FRANK Sinatra is back, again! His Stretch Limo will be parked in Stoke Newington Church Street this Monday.
Frank’s Firework Party is the culmination of a weekend of celebrations to mark The Auld Shillelagh’s 10th birthday. Proprietors Aonghus and Tomás will be serving dry Martinis and showing period films for this special edition of their regular slot, Frank’s Happy Hours. The celebrations get under way tomorrow (Friday) with a performance by unusual Irish group, The Other Brothers.This will be followed on Saturday by Peel Me A Grape, a night inspired by the music a woman plays at four o’clock in the morning.
If you think that sounds like fun, don’t miss The Green Room – an evening for resting actors combining chilled-out tunes with the occasional track from a musical. The bar will be broadcasting the celebrations live over the worldwide web all weekend, and in the heated Moroccan-style garden will be a bottle bar and pizzas provided by the neighbouring Il Bacio Pizzeria. Every evening, films connected to the theme of the night will also be shown from classic Sinatra movies to Withnail and I. Party-goers are invited to arrive early for a chance to travel back in time with drinks at 1991 prices tween 7pm and 8pm.
Hackney Gazette
Ska Bar Review
What N16 magazine said about the SKA Bar Ska – a heady fusion of boogiewoogie blues, R’n’B, calypso, jazz, mento and Rasta-inspired African rhythms – developed into the first truly indigenous Jamaican music in the early 1960s. Its leading proponents were the Skatalites (who were taught to play their instruments in a convent), and this legendary band laid the foundations for rock steady, blue beat and reggae, profoundly influencing such performers as Desmond Dekker, Lee ‘Scratch’ Perry, Toots and the Maytals and Bob Marley.
Immigration into the United Kingdom from the West Indies in the 1960s helped promote the rapid spread of ska across London, with one of the most famous venues being our own Stoke Newington Town Hall.

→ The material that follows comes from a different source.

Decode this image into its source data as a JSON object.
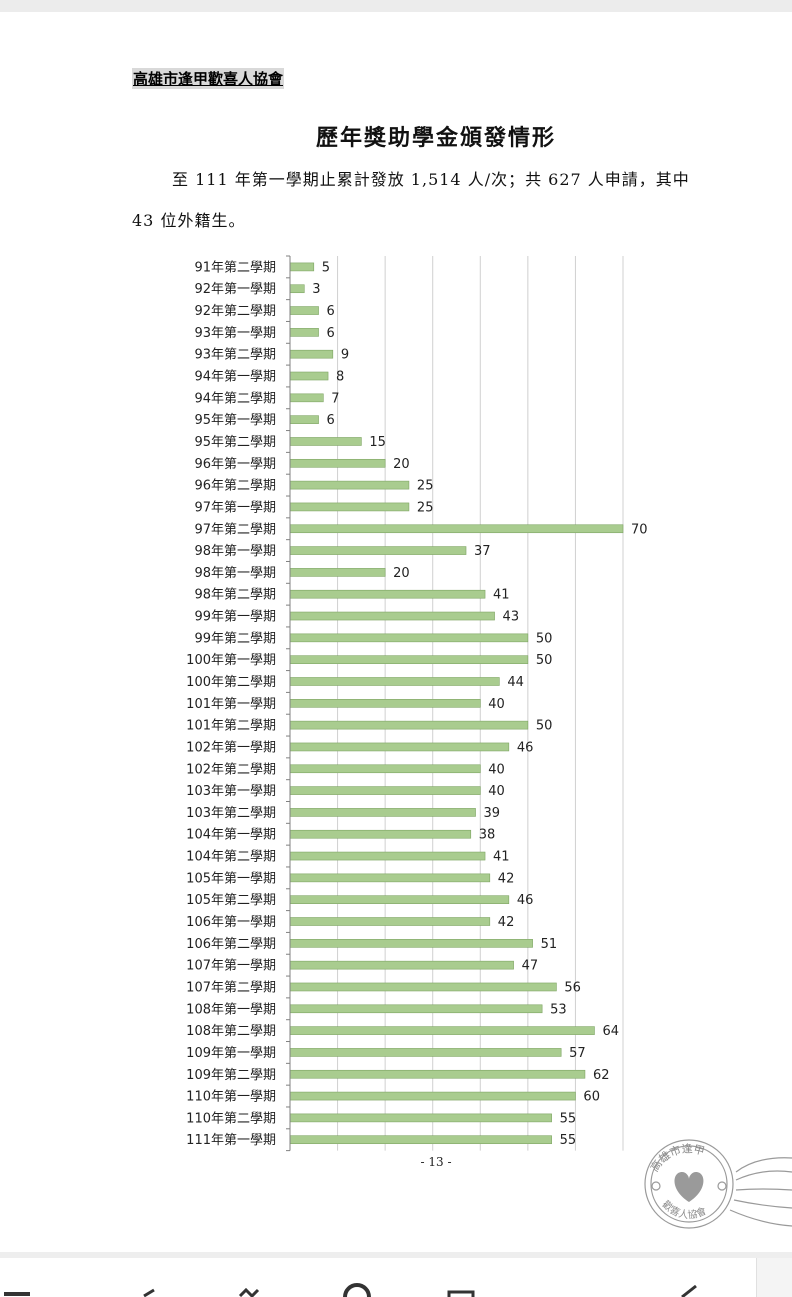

On Saturday nights the venue throbbed with this new beat, the sound systems belting out blues and ska across the neighbourhood, then home to a very different social and cultural mix of people to today’s Church Street of three-wheeled buggies, designer flats and bijou boutiques.

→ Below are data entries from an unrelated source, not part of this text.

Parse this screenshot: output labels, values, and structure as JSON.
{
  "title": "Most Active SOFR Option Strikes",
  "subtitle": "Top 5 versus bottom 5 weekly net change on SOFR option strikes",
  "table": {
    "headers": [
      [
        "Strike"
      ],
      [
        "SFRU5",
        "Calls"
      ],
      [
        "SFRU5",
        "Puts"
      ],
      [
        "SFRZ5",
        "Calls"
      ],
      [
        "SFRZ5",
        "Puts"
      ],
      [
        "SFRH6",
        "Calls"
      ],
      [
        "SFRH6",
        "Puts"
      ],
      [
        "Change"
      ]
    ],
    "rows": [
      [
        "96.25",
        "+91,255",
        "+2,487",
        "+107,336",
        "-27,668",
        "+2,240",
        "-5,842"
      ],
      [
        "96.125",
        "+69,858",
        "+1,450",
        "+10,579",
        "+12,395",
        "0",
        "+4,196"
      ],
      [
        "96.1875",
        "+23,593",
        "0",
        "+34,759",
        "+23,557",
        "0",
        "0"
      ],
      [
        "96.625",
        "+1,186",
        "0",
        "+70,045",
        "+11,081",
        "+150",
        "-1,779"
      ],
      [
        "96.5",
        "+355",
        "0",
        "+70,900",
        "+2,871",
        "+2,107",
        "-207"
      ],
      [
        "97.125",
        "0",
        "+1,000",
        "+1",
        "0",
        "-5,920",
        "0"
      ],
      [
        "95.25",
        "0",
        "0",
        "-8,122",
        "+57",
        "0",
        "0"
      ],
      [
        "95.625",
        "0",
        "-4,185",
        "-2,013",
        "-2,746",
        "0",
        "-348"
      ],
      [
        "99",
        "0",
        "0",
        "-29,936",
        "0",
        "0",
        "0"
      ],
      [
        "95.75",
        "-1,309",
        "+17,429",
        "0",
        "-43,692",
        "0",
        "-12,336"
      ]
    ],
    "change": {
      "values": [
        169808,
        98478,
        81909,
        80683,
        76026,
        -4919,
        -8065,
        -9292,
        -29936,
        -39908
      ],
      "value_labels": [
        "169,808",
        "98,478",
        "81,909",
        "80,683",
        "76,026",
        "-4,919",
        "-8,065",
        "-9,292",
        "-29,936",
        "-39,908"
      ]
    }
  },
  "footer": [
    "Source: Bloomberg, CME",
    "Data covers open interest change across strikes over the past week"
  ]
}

Tomas Leydon, landlord at the Auld Shillelagh, David (‘Thebigknightoutski’) Knight, the bar’s impresario and Tad Tomlinson, DJ and bespoke leather designer, are leading a campaign to bring ska back to Stoke Newington. On alternative Sundays the Shillelagh is hosting its Ska Bar in the back garden, with Tad spinning some rare, classic records from the original ska bands – including the Ethiopians, the Upsetters, the Heptones and, of course, the Skatalites – while cold bottled beer and cocktails are served at the outside Waikiki Bar. Jerk chicken, snapper, rice and peas and other Jamaican food, prepared by celebrated chef Ethel Minogue, are also on offer.
The first two events have packed the pub, the garden buzzing to the sound of the Caribbean. The next Ska Bar is on 15 August, with another following two weeks later on the August Bank Holiday weekend, and the final event this year takes place on 12 September. Stokey’s getting back to its roots.